Typically sleepy stocks have been wide awake lately. The two most popular low-volatility ETFs posted record highs every day this week and are outperforming the S&P 500 Index. And a version of low-volatility used by most equity quants is headed toward its best stretch since last summer.

The trouble is, back then strategists warned of a bubble and correctly predicted a harsh selloff. For some, however, this time's different — at least for now. Since the calm cohort has only outperformed for a few months, trend-following investors, who often at minimum use a six-month time horizon, aren't swimming in the low-volatility pool. Yet.

"There's a lot of money in low-volatility at the moment, so there has to be a debate about how sensitive that money is to draw downs," said Andrew Lapthorne, global head of quantitative strategy at Societe Generale. "Normally, minimum volatility should go up and be boring, and it shouldn't be outperforming the market. If it is, especially in a normal market, that's representative of an underbelly of concern and a bearish view."

Much of that bearishness, and the corresponding gain in low-volatility assets, centers around an aversion to companies with poor balance sheets, Lapthorne said. As the Federal Reserve adopts a more hawkish tone, stocks with stronger balance sheets — and typically muted price swings — have become more attractive to investors.

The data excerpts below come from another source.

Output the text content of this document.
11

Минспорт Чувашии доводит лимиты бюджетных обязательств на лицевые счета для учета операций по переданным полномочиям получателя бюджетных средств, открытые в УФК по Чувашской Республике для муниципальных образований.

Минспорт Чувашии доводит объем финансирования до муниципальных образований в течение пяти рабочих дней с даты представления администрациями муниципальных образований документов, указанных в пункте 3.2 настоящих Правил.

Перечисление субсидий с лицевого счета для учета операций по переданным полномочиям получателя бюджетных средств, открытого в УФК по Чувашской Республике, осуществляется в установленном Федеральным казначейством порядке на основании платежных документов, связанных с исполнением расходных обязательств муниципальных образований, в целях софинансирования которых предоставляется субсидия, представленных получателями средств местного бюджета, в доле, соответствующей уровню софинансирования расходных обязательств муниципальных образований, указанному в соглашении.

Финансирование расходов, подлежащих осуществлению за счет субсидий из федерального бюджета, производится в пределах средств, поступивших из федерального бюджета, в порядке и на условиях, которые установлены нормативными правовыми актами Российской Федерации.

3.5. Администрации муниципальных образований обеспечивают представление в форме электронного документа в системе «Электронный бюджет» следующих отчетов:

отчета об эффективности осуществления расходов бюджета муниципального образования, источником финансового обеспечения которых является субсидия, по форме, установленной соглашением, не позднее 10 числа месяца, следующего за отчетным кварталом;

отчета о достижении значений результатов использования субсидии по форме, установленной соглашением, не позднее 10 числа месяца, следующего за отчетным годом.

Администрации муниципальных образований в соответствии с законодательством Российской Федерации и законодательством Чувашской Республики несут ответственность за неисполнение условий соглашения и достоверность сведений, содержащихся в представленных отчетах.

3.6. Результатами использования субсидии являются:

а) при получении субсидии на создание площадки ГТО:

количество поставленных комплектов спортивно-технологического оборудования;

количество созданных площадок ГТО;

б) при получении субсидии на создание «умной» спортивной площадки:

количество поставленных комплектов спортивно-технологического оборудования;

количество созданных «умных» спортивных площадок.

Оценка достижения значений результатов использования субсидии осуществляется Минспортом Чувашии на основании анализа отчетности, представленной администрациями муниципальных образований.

Companies with less leverage and stronger sales-to-asset ratios have outperformed their weaker counterparts by three percentage points over the past three months, according to baskets compiled by Goldman Sachs Group Inc. Meanwhile, both the iShares Edge MSCI Minimum Volatility U.S.A. ETF (USMV) and the PowerShares S&P 500 Low Volatility Portfolio (SPLV) have gained nearly 2% this week and are trading at record highs.

THE MORE PERTINENT RISK

The first concern about those gains is the prices underlying the shares. Rob Arnott, co-founder of Research Affiliates, has warned that low-volatility's advance is unsustainable because people rushed into the stocks and inflated their value. Earlier this year, low-volatility shares traded at the highest price-to-earnings ratio on record, data compiled by Societe Generale SA show.

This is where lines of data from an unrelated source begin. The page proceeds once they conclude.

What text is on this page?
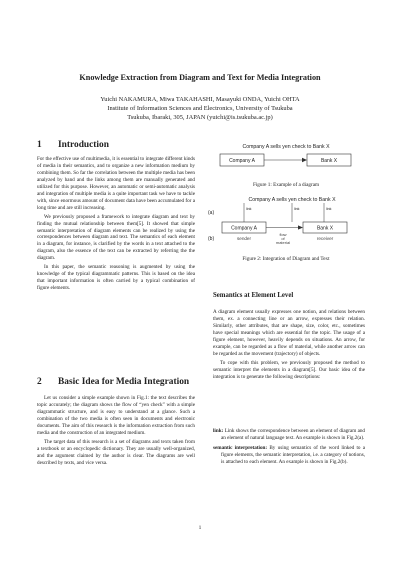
Knowledge Extraction from Diagram and Text for Media Integration
Yuichi NAKAMURA, Miwa TAKAHASHI, Masayuki ONDA, Yuichi OHTA
Institute of Information Sciences and Electronics, University of Tsukuba
Tsukuba, Ibaraki, 305, JAPAN (yuichi@is.tsukuba.ac.jp)
1 Introduction

For the effective use of multimedia, it is essential to integrate different kinds of media in their semantics, and to organize a new information medium by combining them. So far the correlation between the multiple media has been analyzed by hand and the links among them are manually generated and utilized for this purpose. However, an automatic or semi-automatic analysis and integration of multiple media is a quite important task we have to tackle with, since enormous amount of document data have been accumulated for a long time and are still increasing.

We previously proposed a framework to integrate diagram and text by finding the mutual relationship between them[5]. It showed that simple semantic interpretation of diagram elements can be realized by using the correspondences between diagram and text. The semantics of each element in a diagram, for instance, is clarified by the words in a text attached to the diagram, also the essence of the text can be extracted by referring the the diagram.

In this paper, the semantic reasoning is augmented by using the knowledge of the typical diagrammatic patterns. This is based on the idea that important information is often carried by a typical combination of figure elements.

2 Basic Idea for Media Integration

Let us consider a simple example shown in Fig.1: the text describes the topic accurately; the diagram shows the flow of “yen check” with a simple diagrammatic structure, and is easy to understand at a glance. Such a combination of the two media is often seen in documents and electronic documents. The aim of this research is the information extraction from such media and the construction of an integrated medium.

The target data of this research is a set of diagrams and texts taken from a textbook or an encyclopedic dictionary. They are usually well-organized, and the argument claimed by the author is clear. The diagrams are well described by texts, and vice versa.

Company A sells yen check to Bank X
Company A	Bank X
Figure 1: Example of a diagram
Company A sells yen check to Bank X
(a)
link	link	link
Company A	Bank X
(b)	sender
flow
of
material
receiver
Figure 2: Integration of Diagram and Text
Semantics at Element Level

A diagram element usually expresses one notion, and relations between them, ex. a connecting line or an arrow, expresses their relation. Similarly, other attributes, that are shape, size, color, etc., sometimes have special meanings which are essential for the topic. The usage of a figure element, however, heavily depends on situations. An arrow, for example, can be regarded as a flow of material, while another arrow can be regarded as the movement (trajectory) of objects.

To cope with this problem, we previously proposed the method to semantic interpret the elements in a diagram[5]. Our basic idea of the integration is to generate the following descriptions:

link: Link shows the correspondence between an element of diagram and an element of natural language text. An example is shown in Fig.2(a).
semantic interpretation: By using semantics of the word linked to a figure elements, the semantic interpretation, i.e. a category of notions, is attached to each element. An example is shown in Fig.2(b).
1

Yet the more pertinent risk — and the one that clobbered low-vol last year — is whether or not momentum stocks, or shares that are moving up quickly in the short-term, have crept into the calm portfolio, according to Morgan Stanley. Once there's an overlap, momentum traders begin to buy up low-vol stocks. Because momentum strategies turnover faster, a forceful selloff will eventually hit low-volatility shares.

"Valuation could be a concern on a longer horizon, but from a near-term risk standpoint, that's more controlled by flows in the market, including from momentum," Brian Hayes, global head of quantitative equity research at the firm, said by phone. "There's a high turnover in that trading strategy. Not having momentum investors currently in low-volatility reduces the risk."

MISPLACED ATTENTION

The correlation between low-vol and momentum turned negative in March. At about -0.2, the 90-day measure is its lowest in nearly two years, data from Societe Generale show. Of course, with stocks in general at all-time highs momentum has shifted with the market's leadership.

To PowerShares, all the attention on valuation is misplaced.

"Our primary focus for clients is that we're not encouraging them to time the market on factors like low-vol," said Dan Draper, head of Invesco PowerShares. "It's about this being an important tool for many investors from a diversification perspective."

Still, that doesn't mean low-vol has the all clear. If gains continue, even if modest, momentum will slip into the trade again. What's more, macro drivers like the Federal Reserve also present a risk to low-volatility, Hayes said.

"The concerns now are harder to quantify and are more about things like a reaction to interest rate changes," said Hayes. "Like if the Fed hikes in June and keeps hiking, a lot of low-volatility stocks are associated with dividend yield. That cohort of investors could be at risk from those selling off."